I was recently called up by a past customer who was using XP Windows embedded on an HP Neoware Thin Client who had lost their hard drive image and needed the machine restored. These types of machines are becoming more and more common, used as terminals for ATM’s, self checkout terminals, etc. They are moderately low cost, light, flexible platforms that don’t have any moving components like fans or spinning hard disks, and can therefore be left without the need for much maintenance or cleaning in the field.
Our machine was no longer finding the embedded drive at all, so any sort of Windows Restore or traditional backup was not an option. Seeing as these machines also have no peripheral drives, to keep them light weight and more suitable for industrial applications, this wasn’t as easy as running out, popping the Windows disks in, and spending a few hours reconfiguring all of their settings either. Also, since this was 1 of a handful of machines that would all need to be imaged in the field, I thought it was best to learn how to image these machines in 1 step using Symantec’s Norton Ghost.
Norton Ghost is a pay-product, but is well worth the investment. I have worked with it extensively in my former position creating nurses’ station touch panels for a leading, Fortune 500 healthcare technology company, and we use it at DMC in a variety of different industries. Ghost basically allows you to copy every portion of a hard drive exactly, meaning that to the end user, a Ghost-ed copy of a drive is indistinguishable from the original.
For me, Ghost was the tool I needed to make a copy of an existing machine and duplicate it to the crashed machine in 1 fell swoop. However, without any peripheral drives, and not wanting to use an external drive, I looked into running the entire process from a USB key, and wanted to document and share the steps I followed in case it might help anyone else in the future. I found that it wasn’t as simple as running Ghost from a USB bootable disk, as I repeatedly got Internal Error 36000 with this approach (I also got this error when trying to use an external USB CD-ROM drive.)
- Follow the steps on this site to make a bootable USB flash drive. This flash drive doesn’t have to be extensively large, since it just serves as the boot disk to run the DOS files and copy them to the hard drive. A couple hundred MB’s should be plenty. Copy the executable version of Ghost onto this drive.
- Grab the system files Format.com and FDisk.com from the DOS 6.22 image on this Boot Disk site. You will need these to prepare the drive for Ghosting.
- Boot the machine from the USB key that you have made bootable from step 1. Note that you may need to enter the Bios to setup the boot order of devices for your machine in order to get it to boot from a USB key.
- Use FDisk to delete all partitions on your drive and create a small DOS boot partition big enough to hold the Ghost executable.
- Copy the Ghost executable onto the DOS partition.
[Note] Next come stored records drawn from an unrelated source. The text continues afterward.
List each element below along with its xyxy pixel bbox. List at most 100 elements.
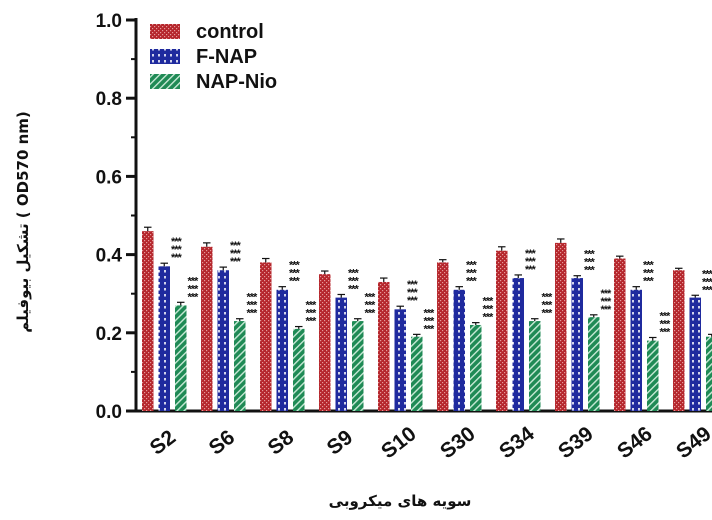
- bar: [158, 266, 170, 411]
- category-label: S10: [377, 422, 421, 463]
- significance-star: ***: [601, 288, 613, 300]
- y-axis: 0.0 0.2 0.4 0.6 0.8 1.0: [96, 11, 138, 423]
- y-tick-label: 0.0: [96, 402, 122, 423]
- significance-star: ***: [247, 300, 259, 312]
- legend-label: NAP-Nio: [196, 71, 277, 93]
- significance-star: ***: [230, 240, 242, 252]
- significance-star: ***: [660, 326, 672, 338]
- bar: [319, 274, 331, 411]
- bar: [142, 231, 154, 411]
- significance-star: ***: [188, 275, 200, 287]
- significance-star: ***: [466, 260, 478, 272]
- significance-star: ***: [660, 318, 672, 330]
- legend-swatch: [150, 74, 180, 89]
- significance-star: ***: [601, 296, 613, 308]
- significance-star: ***: [365, 300, 377, 312]
- bar: [394, 309, 406, 411]
- significance-star: ***: [407, 279, 419, 291]
- significance-star: ***: [584, 265, 596, 277]
- bar: [453, 289, 465, 411]
- bar: [706, 336, 712, 411]
- category-label: S6: [205, 426, 239, 460]
- significance-star: ***: [365, 292, 377, 304]
- significance-star: ***: [348, 283, 360, 295]
- significance-star: ***: [643, 260, 655, 272]
- significance-star: ***: [348, 267, 360, 279]
- significance-star: ***: [247, 308, 259, 320]
- y-tick-label: 0.8: [96, 89, 122, 110]
- legend-swatch: [150, 49, 180, 64]
- significance-star: ***: [483, 296, 495, 308]
- significance-star: ***: [247, 292, 259, 304]
- significance-star: ***: [407, 295, 419, 307]
- significance-star: ***: [466, 276, 478, 288]
- significance-star: ***: [702, 284, 712, 296]
- category-label: S46: [613, 422, 657, 463]
- bar: [673, 270, 685, 411]
- bar: [470, 324, 482, 411]
- significance-star: ***: [407, 287, 419, 299]
- bar: [588, 317, 600, 411]
- significance-star: ***: [525, 256, 537, 268]
- legend-swatch: [150, 24, 180, 39]
- category-label: S30: [436, 422, 480, 463]
- legend: control F-NAP NAP-Nio: [150, 21, 277, 93]
- bar: [276, 289, 288, 411]
- significance-star: ***: [424, 307, 436, 319]
- significance-star: ***: [289, 276, 301, 288]
- significance-star: ***: [306, 316, 318, 328]
- significance-star: ***: [660, 310, 672, 322]
- significance-star: ***: [348, 275, 360, 287]
- category-label: S2: [146, 426, 180, 460]
- bar: [352, 321, 364, 411]
- significance-star: ***: [702, 276, 712, 288]
- significance-star: ***: [483, 304, 495, 316]
- bar: [529, 321, 541, 411]
- significance-star: ***: [306, 308, 318, 320]
- significance-star: ***: [188, 291, 200, 303]
- significance-star: ***: [230, 248, 242, 260]
- bar: [571, 278, 583, 411]
- significance-star: ***: [702, 268, 712, 280]
- bar: [555, 242, 567, 411]
- significance-star: ***: [542, 308, 554, 320]
- bars: ****************************************…: [142, 226, 712, 411]
- significance-star: ***: [643, 276, 655, 288]
- legend-label: control: [196, 21, 264, 43]
- bar: [293, 328, 305, 411]
- bar: [260, 262, 272, 411]
- significance-star: ***: [584, 257, 596, 269]
- bar: [217, 270, 229, 411]
- bar: [512, 278, 524, 411]
- y-tick-label: 0.6: [96, 167, 122, 188]
- bar: [647, 340, 659, 411]
- significance-star: ***: [188, 283, 200, 295]
- significance-star: ***: [542, 300, 554, 312]
- category-label: S9: [323, 426, 357, 460]
- bar: [175, 305, 187, 411]
- significance-star: ***: [542, 292, 554, 304]
- significance-star: ***: [289, 268, 301, 280]
- significance-star: ***: [483, 312, 495, 324]
- significance-star: ***: [584, 249, 596, 261]
- category-label: S8: [264, 426, 299, 460]
- significance-star: ***: [171, 236, 183, 248]
- x-axis: S2 S6 S8 S9 S10 S30 S34 S39 S46 S49: [134, 409, 712, 463]
- significance-star: ***: [525, 248, 537, 260]
- category-label: S34: [495, 422, 539, 463]
- y-tick-label: 1.0: [96, 11, 122, 32]
- category-label: S49: [672, 422, 712, 463]
- bar: [378, 281, 390, 411]
- bar: [614, 258, 626, 411]
- bar: [234, 321, 246, 411]
- significance-star: ***: [424, 315, 436, 327]
- legend-label: F-NAP: [196, 46, 257, 68]
- bar: [411, 336, 423, 411]
- y-tick-label: 0.2: [96, 324, 122, 345]
- significance-star: ***: [171, 244, 183, 256]
- significance-star: ***: [424, 323, 436, 335]
- significance-star: ***: [601, 304, 613, 316]
- y-tick-label: 0.4: [96, 246, 123, 267]
- bar: [689, 297, 701, 411]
We will be booting with this partition to run Ghost. This was the only way I found to avoid getting Internal Error 36000, referenced above, which occurred every time I tried to run Ghost directly from the USB key.
- Shut down the machine. Remove the bootable USB key and replace it with a USB key that has the Ghost image file that you are restoring on it. Reboot from the DOS partition (again you may need to tweak your device boot order in the Bios.)
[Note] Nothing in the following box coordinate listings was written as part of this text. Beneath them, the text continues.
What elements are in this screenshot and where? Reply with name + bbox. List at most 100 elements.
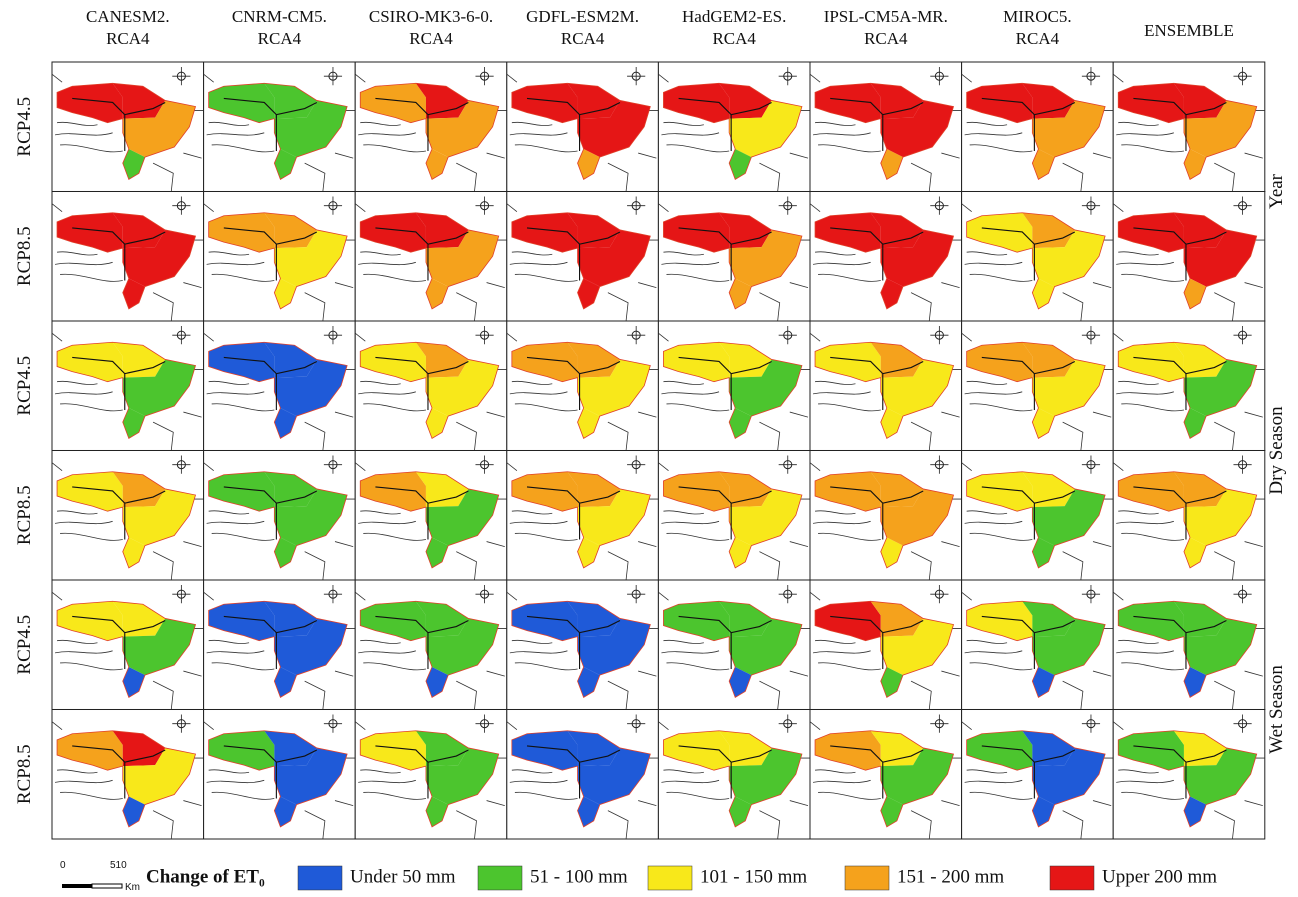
basin-outline — [511, 212, 651, 310]
sub-basin — [72, 356, 166, 411]
sub-basin — [981, 615, 1076, 670]
north-arrow-cross — [475, 714, 494, 733]
basin-outline — [1117, 341, 1258, 439]
north-arrow-cross — [627, 714, 646, 733]
map-panel — [961, 708, 1114, 840]
et0-zone — [122, 229, 196, 287]
coastline — [509, 510, 657, 581]
column-header: CANESM2. — [86, 7, 170, 26]
coastline — [509, 769, 657, 840]
north-arrow-cross — [172, 455, 191, 474]
column-header: CSIRO-MK3-6-0. — [369, 7, 493, 26]
column-header: CNRM-CM5. — [232, 7, 327, 26]
coastline — [812, 380, 960, 451]
column-header: ENSEMBLE — [1144, 21, 1234, 40]
map-panel — [354, 61, 508, 193]
column-header: RCA4 — [712, 29, 756, 48]
sub-basin — [526, 97, 621, 152]
period-label: Dry Season — [1266, 406, 1287, 495]
map-panel — [506, 61, 659, 193]
coastline — [812, 251, 960, 322]
north-arrow — [172, 67, 191, 86]
coastline — [1116, 251, 1263, 322]
coastline — [509, 251, 657, 322]
coastline — [509, 121, 657, 192]
basin-outline — [1117, 730, 1258, 828]
north-arrow-cross — [778, 714, 797, 733]
coastline — [54, 121, 202, 192]
sub-basin — [375, 356, 469, 411]
map-panel — [1112, 320, 1266, 452]
north-arrow — [1081, 585, 1101, 604]
north-arrow-cross — [1233, 585, 1252, 604]
north-arrow — [1081, 455, 1101, 474]
scale-bar — [91, 883, 123, 889]
north-arrow — [778, 326, 797, 345]
sub-basin — [1133, 486, 1227, 540]
coastline — [964, 251, 1112, 322]
map-panel — [354, 708, 508, 840]
column-header: HadGEM2-ES. — [682, 7, 786, 26]
map-panel — [203, 708, 356, 840]
north-arrow-cross — [323, 196, 343, 215]
map-panel — [809, 61, 963, 193]
north-arrow-cross — [475, 585, 494, 604]
coastline — [1116, 639, 1263, 710]
coastline — [812, 769, 960, 840]
legend-label: Upper 200 mm — [1102, 866, 1217, 887]
north-arrow — [778, 455, 797, 474]
sub-basin — [72, 745, 166, 799]
coastline — [964, 769, 1112, 840]
period-label: Year — [1266, 173, 1287, 209]
coastline — [54, 251, 202, 322]
north-arrow — [172, 326, 191, 345]
north-arrow — [1233, 714, 1252, 733]
sub-basin — [526, 356, 621, 411]
basin-outline — [208, 471, 348, 569]
sub-basin — [981, 745, 1076, 799]
north-arrow-cross — [323, 455, 343, 474]
north-arrow — [323, 326, 343, 345]
map-panel — [809, 708, 963, 840]
map-panel — [51, 61, 205, 193]
north-arrow-cross — [778, 326, 797, 345]
north-arrow-cross — [475, 196, 494, 215]
et0-zone — [122, 747, 196, 805]
coastline — [964, 121, 1112, 192]
north-arrow — [930, 455, 949, 474]
coastline — [661, 510, 809, 581]
scale-label: 510 — [110, 860, 127, 871]
coastline — [206, 121, 354, 192]
scale-label: Km — [125, 882, 140, 893]
basin-outline — [56, 341, 197, 439]
basin-outline — [56, 82, 197, 180]
north-arrow-cross — [172, 585, 191, 604]
map-panel — [657, 190, 811, 322]
column-header: IPSL-CM5A-MR. — [824, 7, 948, 26]
sub-basin — [830, 227, 924, 281]
north-arrow — [1081, 714, 1101, 733]
row-label: RCP4.5 — [14, 97, 35, 157]
coastline — [54, 380, 202, 451]
sub-basin — [223, 615, 318, 670]
north-arrow-cross — [778, 67, 797, 86]
map-panel — [1112, 579, 1266, 711]
basin-outline — [359, 730, 500, 828]
north-arrow-cross — [172, 67, 191, 86]
coastline — [812, 121, 960, 192]
north-arrow — [475, 67, 494, 86]
north-arrow-cross — [323, 714, 343, 733]
legend-label: Under 50 mm — [350, 866, 456, 887]
north-arrow-cross — [172, 714, 191, 733]
period-label: Wet Season — [1266, 665, 1287, 754]
north-arrow — [930, 67, 949, 86]
north-arrow-cross — [930, 196, 949, 215]
map-panel — [809, 579, 963, 711]
basin-outline — [56, 471, 197, 569]
map-panel — [809, 190, 963, 322]
north-arrow — [172, 585, 191, 604]
coastline — [661, 639, 809, 710]
map-panel — [51, 190, 205, 322]
sub-basin — [72, 97, 166, 152]
map-panel — [354, 320, 508, 452]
- Run the Ghost executable from the DOS prompt.
- You should be able to navigate to the USB drive with the image file on it and choose to restore it to the main hard drive.
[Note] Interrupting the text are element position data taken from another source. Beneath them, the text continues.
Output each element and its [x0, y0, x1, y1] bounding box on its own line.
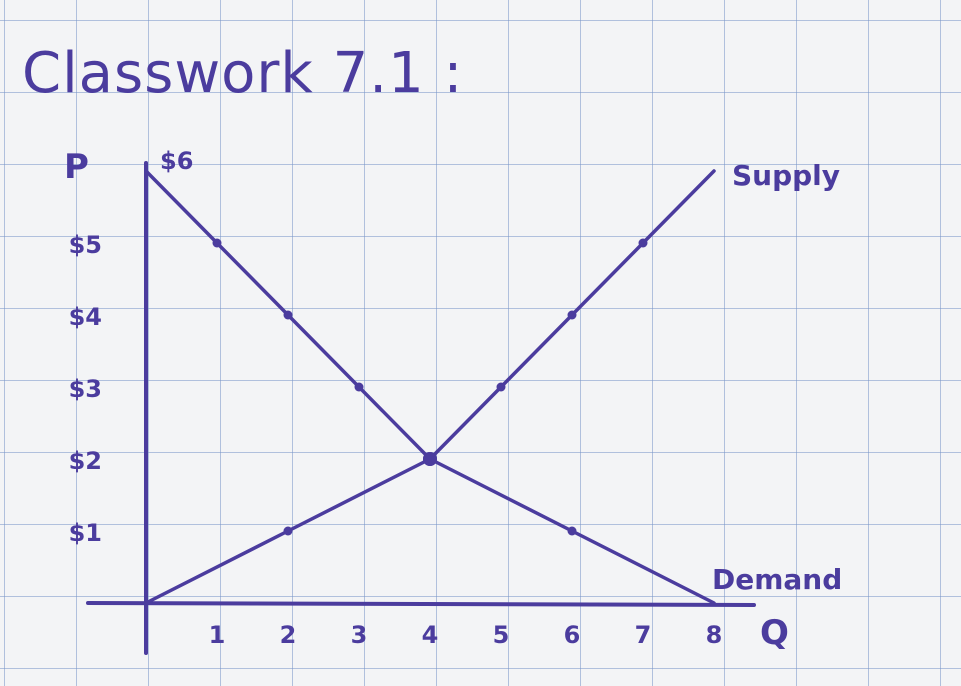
data-points: [212, 238, 648, 536]
x-tick-label: 3: [351, 621, 368, 649]
x-tick-label: 7: [635, 621, 652, 649]
supply-point: [638, 238, 648, 248]
x-tick-label: 2: [280, 621, 297, 649]
demand-point: [567, 526, 577, 536]
y-tick-label: $5: [69, 231, 102, 259]
demand-curve: [144, 169, 716, 605]
supply-point: [283, 526, 293, 536]
supply-curve: [144, 169, 716, 605]
x-axis-line: [86, 601, 756, 607]
y-tick-label: $3: [69, 375, 102, 403]
y-axis-label: P: [64, 147, 89, 187]
x-tick-label: 4: [422, 621, 439, 649]
demand-point: [212, 238, 222, 248]
chart-title: Classwork 7.1 :: [22, 41, 463, 106]
supply-point: [567, 310, 577, 320]
axes: [86, 161, 756, 655]
y-tick-label: $2: [69, 447, 102, 475]
y-tick-label: $1: [69, 519, 102, 547]
y-tick-label: $6: [160, 147, 193, 175]
x-tick-label: 8: [706, 621, 723, 649]
demand-curve-label: Demand: [712, 563, 842, 596]
x-tick-label: 6: [564, 621, 581, 649]
x-tick-label: 1: [209, 621, 226, 649]
demand-point: [354, 382, 364, 392]
y-tick-label: $4: [69, 303, 102, 331]
x-tick-label: 5: [493, 621, 510, 649]
supply-curve-label: Supply: [732, 159, 840, 192]
demand-point: [423, 452, 437, 466]
tick-labels: 1 2 3 4 5 6 7 8 $1 $2 $3 $4 $5 $6: [69, 147, 723, 649]
curves: Supply Demand: [144, 159, 842, 605]
x-axis-label: Q: [760, 613, 789, 653]
demand-point: [283, 310, 293, 320]
supply-point: [496, 382, 506, 392]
- Ghost will run and restore your image to a partition on the main drive, which will function exactly as your original drive.
That’s it! This procedure is the only way I was able to successfully run Ghost on these embedded machines with no internal peripheral drives. It is admittedly less straight forward than I had hoped originally, but it is a reliable way to exactly duplicate drives on embedded thin clients in the field.